Métis. Stefan Zweig a dit : " La formation de la nation brésilienne repose uniquement, et cela depuis des siècles, sur le principe du mélange libre et sans obstacles, sur l'égalité absolue des Noirs et des Blancs, des Jaunes et des Bruns... S'est créé un type qui n'a aucune des caractéristiques de " décomposition " que les fanatiques de la " pureté " des races dénoncent... il est difficile de rencontrer des femmes et enfants plus beaux que chez les métis. " La population présente une palette de variations passionnantes autour du métissage entre les Indiens, les Africains et les Blancs. Certains Blancs peuvent difficilement certifier qu'ils n'ont pas une goutte de sang noir ou indien dans les veines. Vers Recife et Natal, entre autres, on observe un métissage égal entre les trois groupes.

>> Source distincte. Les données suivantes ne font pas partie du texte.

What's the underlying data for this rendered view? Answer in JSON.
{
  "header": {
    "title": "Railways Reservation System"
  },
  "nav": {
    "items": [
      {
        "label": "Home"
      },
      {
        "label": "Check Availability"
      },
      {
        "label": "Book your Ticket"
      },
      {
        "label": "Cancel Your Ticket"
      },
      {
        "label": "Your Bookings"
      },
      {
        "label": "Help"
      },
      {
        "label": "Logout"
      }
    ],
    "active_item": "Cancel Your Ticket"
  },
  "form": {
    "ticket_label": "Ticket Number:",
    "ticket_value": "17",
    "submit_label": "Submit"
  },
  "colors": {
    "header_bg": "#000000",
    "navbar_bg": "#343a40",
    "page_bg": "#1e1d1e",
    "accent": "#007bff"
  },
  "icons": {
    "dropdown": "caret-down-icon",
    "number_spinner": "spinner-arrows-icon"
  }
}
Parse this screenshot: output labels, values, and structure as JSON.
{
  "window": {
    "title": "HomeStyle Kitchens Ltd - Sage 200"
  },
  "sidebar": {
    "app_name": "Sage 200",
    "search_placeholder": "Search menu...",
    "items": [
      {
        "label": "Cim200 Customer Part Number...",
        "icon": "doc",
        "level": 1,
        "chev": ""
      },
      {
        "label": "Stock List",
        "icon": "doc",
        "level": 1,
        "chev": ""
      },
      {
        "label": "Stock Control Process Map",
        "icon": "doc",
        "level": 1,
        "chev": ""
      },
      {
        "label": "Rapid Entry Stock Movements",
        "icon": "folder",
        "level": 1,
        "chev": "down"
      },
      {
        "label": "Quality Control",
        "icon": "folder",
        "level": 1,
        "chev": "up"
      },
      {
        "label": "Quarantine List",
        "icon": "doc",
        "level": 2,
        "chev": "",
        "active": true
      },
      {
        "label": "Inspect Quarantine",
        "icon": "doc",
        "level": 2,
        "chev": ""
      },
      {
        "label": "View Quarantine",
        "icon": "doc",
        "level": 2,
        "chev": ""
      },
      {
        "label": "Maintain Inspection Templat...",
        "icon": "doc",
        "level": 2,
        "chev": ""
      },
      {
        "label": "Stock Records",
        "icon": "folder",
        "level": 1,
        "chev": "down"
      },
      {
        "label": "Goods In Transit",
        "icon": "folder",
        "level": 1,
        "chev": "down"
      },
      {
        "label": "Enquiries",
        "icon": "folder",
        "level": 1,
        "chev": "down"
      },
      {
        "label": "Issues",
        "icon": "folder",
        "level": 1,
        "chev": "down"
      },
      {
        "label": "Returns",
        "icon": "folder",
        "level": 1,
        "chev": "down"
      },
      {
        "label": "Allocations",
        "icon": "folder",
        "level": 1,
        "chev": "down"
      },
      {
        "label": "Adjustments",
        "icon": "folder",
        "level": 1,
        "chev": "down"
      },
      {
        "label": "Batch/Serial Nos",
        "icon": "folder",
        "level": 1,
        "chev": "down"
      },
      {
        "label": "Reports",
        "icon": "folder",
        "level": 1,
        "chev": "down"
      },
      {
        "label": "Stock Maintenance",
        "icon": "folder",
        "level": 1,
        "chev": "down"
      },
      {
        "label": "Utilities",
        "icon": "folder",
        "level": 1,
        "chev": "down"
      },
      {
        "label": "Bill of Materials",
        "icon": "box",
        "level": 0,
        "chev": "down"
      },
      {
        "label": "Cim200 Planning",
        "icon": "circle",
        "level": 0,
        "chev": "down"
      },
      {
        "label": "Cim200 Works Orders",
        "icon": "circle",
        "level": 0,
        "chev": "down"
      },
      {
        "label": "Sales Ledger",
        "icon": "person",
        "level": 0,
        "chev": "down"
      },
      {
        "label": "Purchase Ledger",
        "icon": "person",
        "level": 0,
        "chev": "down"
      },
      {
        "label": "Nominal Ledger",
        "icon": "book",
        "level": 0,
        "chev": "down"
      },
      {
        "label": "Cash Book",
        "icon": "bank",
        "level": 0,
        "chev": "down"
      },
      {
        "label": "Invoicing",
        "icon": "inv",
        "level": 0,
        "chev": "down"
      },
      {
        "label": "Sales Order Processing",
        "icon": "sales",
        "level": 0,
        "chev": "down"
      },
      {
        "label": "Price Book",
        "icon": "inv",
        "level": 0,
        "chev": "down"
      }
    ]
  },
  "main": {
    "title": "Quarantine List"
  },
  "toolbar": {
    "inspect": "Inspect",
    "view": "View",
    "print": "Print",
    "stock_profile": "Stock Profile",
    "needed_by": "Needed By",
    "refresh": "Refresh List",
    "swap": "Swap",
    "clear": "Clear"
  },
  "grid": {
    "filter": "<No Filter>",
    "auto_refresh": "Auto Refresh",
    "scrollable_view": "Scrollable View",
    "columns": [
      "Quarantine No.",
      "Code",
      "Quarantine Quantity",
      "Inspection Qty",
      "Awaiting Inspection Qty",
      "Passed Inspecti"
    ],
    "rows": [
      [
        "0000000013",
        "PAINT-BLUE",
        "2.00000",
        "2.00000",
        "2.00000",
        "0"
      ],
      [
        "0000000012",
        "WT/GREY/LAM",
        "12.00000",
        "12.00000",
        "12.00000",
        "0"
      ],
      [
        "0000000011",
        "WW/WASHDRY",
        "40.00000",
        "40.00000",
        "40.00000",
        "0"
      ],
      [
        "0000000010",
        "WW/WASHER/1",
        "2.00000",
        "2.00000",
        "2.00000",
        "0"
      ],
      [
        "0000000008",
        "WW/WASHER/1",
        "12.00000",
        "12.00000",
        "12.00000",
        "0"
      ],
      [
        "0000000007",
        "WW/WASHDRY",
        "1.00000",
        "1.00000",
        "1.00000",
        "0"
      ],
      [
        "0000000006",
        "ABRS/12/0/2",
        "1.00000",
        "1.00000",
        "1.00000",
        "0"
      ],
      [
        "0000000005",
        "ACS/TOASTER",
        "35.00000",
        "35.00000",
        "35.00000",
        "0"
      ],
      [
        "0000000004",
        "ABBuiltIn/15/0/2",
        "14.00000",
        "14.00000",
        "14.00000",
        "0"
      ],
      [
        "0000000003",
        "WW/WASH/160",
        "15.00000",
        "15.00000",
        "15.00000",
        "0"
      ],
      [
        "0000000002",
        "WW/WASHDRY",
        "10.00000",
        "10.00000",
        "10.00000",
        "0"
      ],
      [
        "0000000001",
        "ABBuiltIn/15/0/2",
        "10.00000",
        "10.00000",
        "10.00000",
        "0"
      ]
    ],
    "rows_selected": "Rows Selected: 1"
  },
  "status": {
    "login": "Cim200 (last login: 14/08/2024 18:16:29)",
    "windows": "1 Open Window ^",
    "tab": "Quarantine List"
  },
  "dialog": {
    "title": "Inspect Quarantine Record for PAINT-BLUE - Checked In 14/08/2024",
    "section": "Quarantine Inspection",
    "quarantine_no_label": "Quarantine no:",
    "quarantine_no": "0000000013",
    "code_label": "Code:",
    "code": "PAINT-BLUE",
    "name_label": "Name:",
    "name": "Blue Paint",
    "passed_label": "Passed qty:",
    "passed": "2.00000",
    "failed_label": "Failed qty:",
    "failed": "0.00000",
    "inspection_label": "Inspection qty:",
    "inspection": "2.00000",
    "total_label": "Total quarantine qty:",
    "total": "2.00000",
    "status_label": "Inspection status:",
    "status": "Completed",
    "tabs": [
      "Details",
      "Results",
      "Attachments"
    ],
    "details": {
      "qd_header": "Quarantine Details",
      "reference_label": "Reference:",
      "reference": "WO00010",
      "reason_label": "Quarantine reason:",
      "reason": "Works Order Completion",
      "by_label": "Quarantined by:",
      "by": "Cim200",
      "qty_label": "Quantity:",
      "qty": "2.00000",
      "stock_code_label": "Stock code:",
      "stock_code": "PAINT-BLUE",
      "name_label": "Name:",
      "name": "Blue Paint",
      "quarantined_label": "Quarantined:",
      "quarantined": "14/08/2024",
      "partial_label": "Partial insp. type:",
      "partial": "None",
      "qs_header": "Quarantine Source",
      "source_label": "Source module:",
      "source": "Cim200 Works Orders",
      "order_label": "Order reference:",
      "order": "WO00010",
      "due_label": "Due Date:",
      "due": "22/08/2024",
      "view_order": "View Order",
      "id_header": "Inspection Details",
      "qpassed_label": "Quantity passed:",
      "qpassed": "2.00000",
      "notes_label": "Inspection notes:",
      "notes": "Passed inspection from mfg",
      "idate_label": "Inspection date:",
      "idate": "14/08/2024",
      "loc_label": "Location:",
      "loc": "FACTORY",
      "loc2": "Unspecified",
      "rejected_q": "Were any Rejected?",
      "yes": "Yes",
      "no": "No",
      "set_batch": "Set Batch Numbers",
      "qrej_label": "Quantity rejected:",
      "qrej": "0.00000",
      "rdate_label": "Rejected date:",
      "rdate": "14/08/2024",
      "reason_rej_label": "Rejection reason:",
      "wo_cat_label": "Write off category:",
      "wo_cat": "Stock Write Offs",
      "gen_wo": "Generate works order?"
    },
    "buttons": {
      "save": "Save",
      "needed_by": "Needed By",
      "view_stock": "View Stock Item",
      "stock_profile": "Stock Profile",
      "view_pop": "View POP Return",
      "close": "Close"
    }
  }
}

Descendants d'esclaves. Les Noirs sont restés dans les aires sucrières et aurifères : à Salvador et dans le Minas Gerais. Leur proportion a décru dans la population brésilienne pour être d'environ 10 % aujourd'hui. Les descendants des Noirs en fuite pendant les siècles derniers, réfugiés dans les quilombos, sont en conflit avec L'État pour la reconnaissance de leurs terres.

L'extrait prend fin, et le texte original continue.